Just read that paper (Via Infosthetic):
Katy Börner, Shashikant Penumarthy: Social diffusion patterns in three-dimensional virtual worlds , Information Visualization 2(3): 182-198 (2003).
The paper is about a visualization tool set that can be used to visualize the evolution of three-dimensional (3D) virtual environments, the distribution of their virtual inhabitants over time and space, the formation and diffusion of groups, the influence of group leaders, and the environmental and social influences on chat and diffusion patterns for small (1 – 100 participants) but also rather large user groups (more than 100 participants).
Resulting visualizations can and have been used to ease social navigation in 3D virtual worlds, help evaluate and optimize the design of virtual worlds, and provide a means to study the communities evolving in virtual worlds. The visualizations are particularly valuable for analyzing events that are spread out in time and/or space or events that involve a very large number of participants.
This sort of work is very important for studying users/players' behavior virtual space:
extending the work on the spatial-temporal diffusion of groups presented in the section on spatio-temporal diffusion of social groups, user studies will be conducted to examine the influence of spatial, semantic, and social factors on dynamic group behavior. While spatial maps can be used to depict the influence of a world layout and positions of other users on the diffusion of users, they may also help to visualize the influence of spatially referenced semantic information, information access points, on the pathways users take.
The visualizations presented in the paper have three main user groups: Users in need of
social navigation support, designers concerned with evaluating and optimizing their worlds and researchers. Even though this is more related to space/time visualization, It reminds me the work of Nicolas Ducheneaut I've seen when I visited him; in the sense that he and his colleagues are interested in "social dashboards" (information visualization tools for community managers of MMORPG). They're more concerned about social aspects (for people who are interested in what they do, the patent is not publicly disclosed yet).

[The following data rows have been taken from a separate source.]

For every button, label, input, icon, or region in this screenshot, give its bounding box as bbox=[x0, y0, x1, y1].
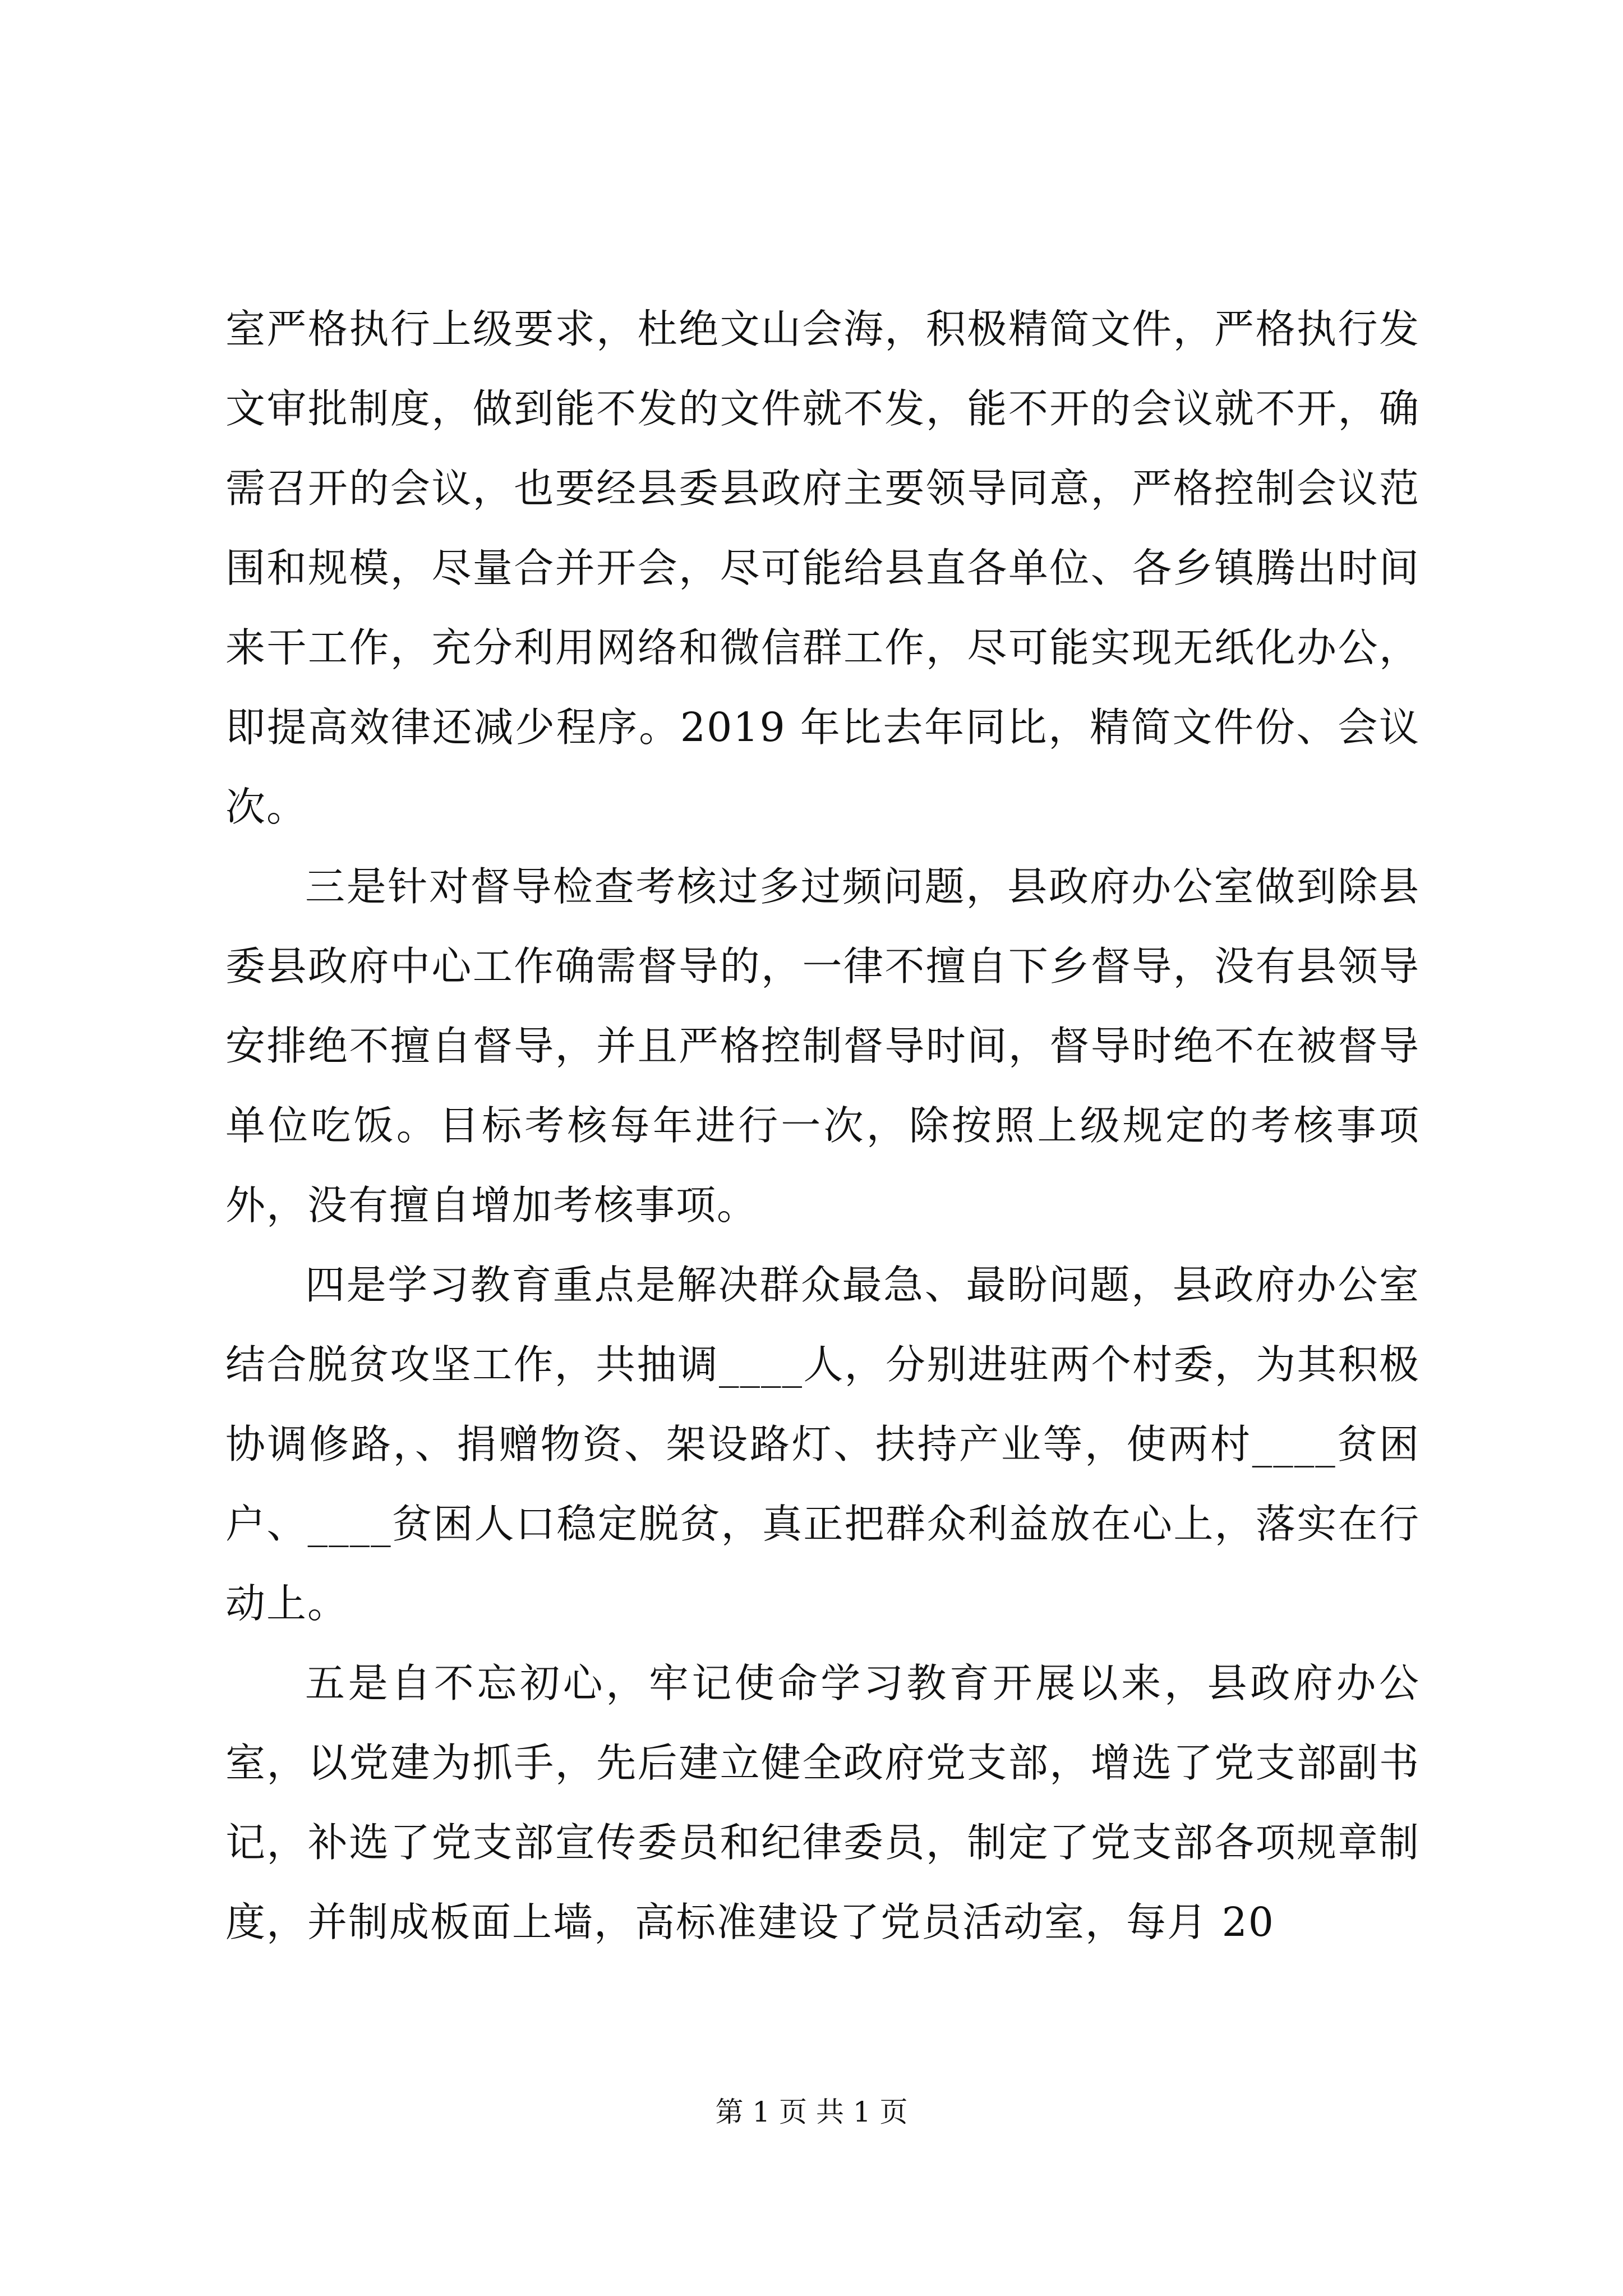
document-body bbox=[225, 289, 1420, 1962]
paragraph-1: 室严格执行上级要求，杜绝文山会海，积极精简文件，严格执行发文审批制度，做到能不发的文件就不发，能不开的会议就不开，确需召开的会议，也要经县委县政府主要领导同意，严格控制会议范围和规模，尽量合并开会，尽可能给县直各单位、各乡镇腾出时间来干工作，充分利用网络和微信群工作，尽可能实现无纸化办公，即提高效律还减少程序。2019 年比去年同比，精简文件份、会议次。 bbox=[225, 306, 1420, 830]
paragraph-2: 三是针对督导检查考核过多过频问题，县政府办公室做到除县委县政府中心工作确需督导的，一律不擅自下乡督导，没有县领导安排绝不擅自督导，并且严格控制督导时间，督导时绝不在被督导单位吃饭。目标考核每年进行一次，除按照上级规定的考核事项外，没有擅自增加考核事项。 bbox=[225, 863, 1420, 1228]
paragraph-3: 四是学习教育重点是解决群众最急、最盼问题，县政府办公室结合脱贫攻坚工作，共抽调____人，分别进驻两个村委，为其积极协调修路，、捐赠物资、架设路灯、扶持产业等，使两村____贫困户、____贫困人口稳定脱贫，真正把群众利益放在心上，落实在行动上。 bbox=[225, 1262, 1420, 1627]
paragraph-4: 五是自不忘初心，牢记使命学习教育开展以来，县政府办公室，以党建为抓手，先后建立健全政府党支部，增选了党支部副书记，补选了党支部宣传委员和纪律委员，制定了党支部各项规章制度，并制成板面上墙，高标准建设了党员活动室，每月 20 bbox=[225, 1660, 1420, 1945]
page-footer: 第 1 页 共 1 页 bbox=[715, 2096, 908, 2128]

Why do I blog this? clearly this is connected to my research about studying people behavior (communicate, move, act together) in certain technological scenes (virtual worlds but also pervasive computing). For that matter, and like in my masters and PhD project, the use of such visualization (and replay features) is interesting. I also use this sort of visualization (mostly to help me analyzing how people behave in space), for instance in CatchBob:
In addition, since I work with game designers, trying to show them new tools and ideas to improve their work, this sort of research is important so that level modeling and gameplay could be modified.
In addition, I am intrigued by this idea of feeding back the user with visualization (in this paper, it's about social visualization): how can players could benefits from them? would it be valuable to give them a social mirror of their activities (individual or group one)? That's also something I discussed with Nicolas at PARC when I saw his visualization of WoW: how information about a guild (like the evolution of the guild participation or the size of the network over time) could be fed back to the users? would it be valuable for them? how would that change the socio-cognitive processes accordingly?
Mmh a good research topic to investigate for my post-phd life.